Targeted Strategies to Inform the Future
The study confirms findings from prior studies, in addition to underscoring those issues and trends upon which policymakers need to focus when developing prevention strategies and allocating limited resources to the understanding and prevention of industrial-related injuries. In particular, the authors recommend examining additional details on the following topics:
• Businesses that operate the Western region of the U.S.
• Male workers, as well as elderly and young workers on both ends of the age spectrum
• Serious injuries involving hospitalization that follow a visit to ER
• Women working in heavy manufacturing and other high-risk occupations
• Head and multiple-site injuries
• Injuries caused by burns, freezing, heat stroke, electrocutions
Limitations and Next Steps
While this study has broken new ground by examining the data and trends from a lengthy swath of 14 years, its authors point out that the ICD-9 captures only those cases where the injured worker obtains medical assistance on an in-patient basis.
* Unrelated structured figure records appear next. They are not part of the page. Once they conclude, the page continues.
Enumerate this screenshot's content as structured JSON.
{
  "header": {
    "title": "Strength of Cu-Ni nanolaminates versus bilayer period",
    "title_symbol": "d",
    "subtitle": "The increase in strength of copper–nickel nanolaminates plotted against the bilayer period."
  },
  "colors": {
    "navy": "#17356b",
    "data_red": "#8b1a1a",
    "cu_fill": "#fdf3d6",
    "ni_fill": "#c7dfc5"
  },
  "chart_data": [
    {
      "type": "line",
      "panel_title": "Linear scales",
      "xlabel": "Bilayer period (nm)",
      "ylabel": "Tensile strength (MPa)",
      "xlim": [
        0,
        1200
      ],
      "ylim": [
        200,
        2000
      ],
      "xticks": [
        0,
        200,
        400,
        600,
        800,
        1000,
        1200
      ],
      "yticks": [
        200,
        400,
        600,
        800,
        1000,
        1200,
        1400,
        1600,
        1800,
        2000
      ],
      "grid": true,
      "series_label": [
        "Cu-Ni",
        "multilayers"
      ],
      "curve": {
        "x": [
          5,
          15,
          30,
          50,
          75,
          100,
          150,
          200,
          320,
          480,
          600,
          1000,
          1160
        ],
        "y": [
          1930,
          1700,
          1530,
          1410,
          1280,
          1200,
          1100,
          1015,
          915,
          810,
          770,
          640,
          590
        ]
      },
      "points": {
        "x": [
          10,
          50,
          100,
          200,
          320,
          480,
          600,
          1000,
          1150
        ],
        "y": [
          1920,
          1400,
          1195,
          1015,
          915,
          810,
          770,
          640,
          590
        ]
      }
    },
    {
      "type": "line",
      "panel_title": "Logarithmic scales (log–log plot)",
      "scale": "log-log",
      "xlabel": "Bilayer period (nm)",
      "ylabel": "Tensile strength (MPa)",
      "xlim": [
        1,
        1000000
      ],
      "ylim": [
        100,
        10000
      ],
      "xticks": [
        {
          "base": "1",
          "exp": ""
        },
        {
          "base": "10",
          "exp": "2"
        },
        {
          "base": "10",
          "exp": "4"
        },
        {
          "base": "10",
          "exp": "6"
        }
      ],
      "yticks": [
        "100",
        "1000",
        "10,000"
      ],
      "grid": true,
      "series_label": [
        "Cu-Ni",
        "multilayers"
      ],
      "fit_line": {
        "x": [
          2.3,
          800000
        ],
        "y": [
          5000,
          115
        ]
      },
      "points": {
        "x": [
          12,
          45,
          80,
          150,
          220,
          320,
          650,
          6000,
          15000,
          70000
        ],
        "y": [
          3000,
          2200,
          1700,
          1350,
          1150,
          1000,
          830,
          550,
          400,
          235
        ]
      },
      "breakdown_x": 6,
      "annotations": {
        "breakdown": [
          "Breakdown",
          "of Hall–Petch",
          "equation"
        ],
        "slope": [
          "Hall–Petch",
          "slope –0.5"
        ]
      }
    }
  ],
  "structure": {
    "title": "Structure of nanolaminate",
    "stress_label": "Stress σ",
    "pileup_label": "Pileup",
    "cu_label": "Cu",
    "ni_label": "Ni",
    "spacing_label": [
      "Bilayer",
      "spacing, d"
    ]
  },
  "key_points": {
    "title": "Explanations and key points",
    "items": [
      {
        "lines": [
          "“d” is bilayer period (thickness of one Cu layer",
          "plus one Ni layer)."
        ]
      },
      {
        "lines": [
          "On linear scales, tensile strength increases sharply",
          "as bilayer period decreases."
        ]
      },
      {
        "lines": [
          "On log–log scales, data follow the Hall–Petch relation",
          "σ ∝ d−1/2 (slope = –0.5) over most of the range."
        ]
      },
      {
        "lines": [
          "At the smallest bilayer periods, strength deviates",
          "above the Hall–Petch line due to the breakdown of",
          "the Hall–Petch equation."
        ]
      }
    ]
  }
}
This of course means that we’ve been presented with a study that underestimates not only the overall prevalence of these types of injuries, but the prevalence of lethal and major and minor nonlethal injuries that occur while employees are in the workplace. ICD-9 also fails to capture a significant portion of the societal costs associated with injuries that do not lead to in-patient hospitalizations. While suggesting that some of the study’s identified trends may reflect increased OSHA enforcement, the authors nevertheless recommend—as these authors often do—additional research with particular emphasis into the role that age plays on occupational injuries. Here’s hoping that the inevitable influx of data on injury type and severity, on racial and ethnic trends, and on indirect and tangible costs such as reduced productivity, premature mortality and increased absenteeism, will help to protect all workers—especially the aging ones—by reducing their risk of being hurt at work.